As you can see above fffff800`032192d0 looks like valid memory and shouldn't normally cause a page fault on a read operation. At this point, I want to make sure the system did what it was told. I want to know what happened when the system trapped. To verify the faulting address I dumped the CR2 register to see what address was referenced when the page fault happened; this is also the first parameter in the bugcheck code for a stop 0xd1.

0: kd> r cr2
cr2=fffff80003a192d0

Looking at this address it is clear that the trap frame does not exactly match, so let's look at how these addresses are different. Here is the stack pointer from the trap frame and the page fault converted into varying formats (focusing on the binary)

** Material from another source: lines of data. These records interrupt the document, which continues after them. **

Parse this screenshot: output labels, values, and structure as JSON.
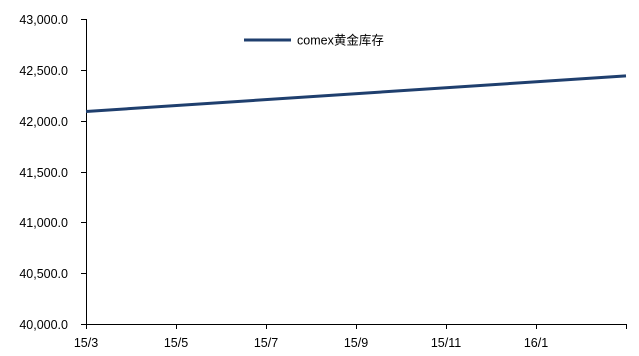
{
  "chart_data": {
    "type": "line",
    "x": [
      "15/3",
      "15/5",
      "15/7",
      "15/9",
      "15/11",
      "16/1"
    ],
    "xlim": [
      "15/3",
      "16/3"
    ],
    "ylim": [
      40000,
      43000
    ],
    "yticks": [
      40000,
      40500,
      41000,
      41500,
      42000,
      42500,
      43000
    ],
    "ytick_labels": [
      "40,000.0",
      "40,500.0",
      "41,000.0",
      "41,500.0",
      "42,000.0",
      "42,500.0",
      "43,000.0"
    ],
    "series": [
      {
        "name": "comex黄金库存",
        "color": "#1F3F6E",
        "points": [
          {
            "x": "15/3",
            "y": 42090
          },
          {
            "x": "16/3",
            "y": 42440
          }
        ]
      }
    ],
    "legend": "top-center",
    "grid": false
  }
}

0: kd> .formats fffff800`032192d0
Evaluate expression:
Hex: fffff800`032192d0
Decimal: -8796040490288
Octal: 1777777600000310311320
Binary: 11111111 11111111 11111000 00000000 00000011 00100001 10010010 11010000
Chars: .....!..
Time: ***** Invalid FILETIME
Float: low 4.74822e-037 high -1.#QNAN
Double: -1.#QNAN

0: kd> .formats fffff800`03a192d0
Evaluate expression:
Hex: fffff800`03a192d0
Decimal: -8796032101680
Octal: 1777777600000350311320
Binary: 11111111 11111111 11111000 00000000 00000011 10100001 10010010 11010000
Chars: ........
Time: ***** Invalid FILETIME
Float: low 9.49644e-037 high -1.#QNAN
Double: -1.#QNAN

Notice that there is a one bit difference between these 2 addresses

11111111 11111111 11111000 00000000 00000011 00100001 10010010 11010000

11111111 11111111 11111000 00000000 00000011 10100001 10010010 11010000

Since the software asked the system to do one thing and it did something different this is clearly some type of hardware problem (most likely with the processor). I reported this back to the co-worker and they contacted their hardware vendor. This must have been a common problem with this vendor because I found out later that they replied back within 10 minutes of contacting them with a recommendation to change the memory voltage in the BIOS. The memory voltage was set to Auto, which is a default. They recommended it be changed from 1.85 volts to 2.1 volts. After making the change the system was stable with 4GB of RAM.